Humans possess a remarkable ability to grasp and recognize unfamiliar objects in the dynamic environments of everyday life. Inspired by this, the main goal of our research is to design robust and practical state-of-the-art solutions for robotic pick-and-place, a technology central to many applications: from picking packages in a logistics center to bin-picking in a manufacturing plant; from unloading groceries at home to clearing debris after a disaster.

In order to demonstrate the capabilities of our robot designs and algorithms, we put them to the test at the worldwide Amazon Robotics Challenge, competing aginst state-of-the-art solutions from world-class researchers and engineers from industry and academia (Mitsubishi, Panasonic, CMU, Duke, and more).

Here you will find links to our robotic pick-and-place solutions for the 2016 and 2017 edition of the Amazon Robotics Challenge. These research works came out of a wonderful collaboration between the MIT MCube Lab (robot manipulation) and the Princeton Vision and Robotics Group (robot perception).


Robotic Pick-and-Place of Novel Objects in Clutter
with Multi-Affordance Grasping and Cross-Domain Image Matching

★ 1st Place Winning Solution (Stow Task, 2017) ★

Under Review (arXiv 2018)

We present a robotic pick-and-place system that can grasp and recognize both known and novel objects in cluttered environments. The key new feature of the system is that it handles a wide range of object categories without needing any task-specific training data for novel objects. To achieve this, it learns to predict category-agnostic affordances for four grasping behaviors and recognizes picked objects by matching observed images to product images. Since product images are readily available for a wide range of objects (e.g., from the web), the system works out-of-the-box.

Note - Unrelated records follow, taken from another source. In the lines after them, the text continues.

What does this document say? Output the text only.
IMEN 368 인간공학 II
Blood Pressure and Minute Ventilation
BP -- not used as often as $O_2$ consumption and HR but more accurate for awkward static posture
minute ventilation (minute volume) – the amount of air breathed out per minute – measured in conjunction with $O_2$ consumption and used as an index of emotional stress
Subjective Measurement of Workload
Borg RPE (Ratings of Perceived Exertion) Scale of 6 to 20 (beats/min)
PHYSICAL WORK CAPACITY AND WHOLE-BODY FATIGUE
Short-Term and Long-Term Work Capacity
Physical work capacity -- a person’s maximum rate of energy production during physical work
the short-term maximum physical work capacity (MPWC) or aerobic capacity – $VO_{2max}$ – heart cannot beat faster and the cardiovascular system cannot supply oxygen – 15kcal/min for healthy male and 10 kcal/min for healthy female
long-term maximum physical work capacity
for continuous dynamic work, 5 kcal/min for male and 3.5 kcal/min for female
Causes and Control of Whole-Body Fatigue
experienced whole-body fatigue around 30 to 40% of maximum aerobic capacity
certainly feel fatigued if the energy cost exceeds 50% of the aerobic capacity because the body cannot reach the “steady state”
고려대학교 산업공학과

Multi-view Self-supervised Deep Learning for 6D Pose Estimation
in the Amazon Picking Challenge

★ 3rd Place Winning Solution (2016) ★

IEEE International Conference on Robotics and Automation (ICRA) 2017

We present a robot vision approach that recognizes objects and their 6D poses under a wide variety of scenarios. Our approach semantically segments and labels multiple RGB-D views of a scene with a fully convolutional neural network, and then fits pre-scanned 3D object models to the resulting segmentations to get 6D poses for all objects in the scene. We also propose a self-supervised method to generate a large labeled dataset for training segmentation deep neural networks that could be scaled up to more object categories easily without tedious manual annotations.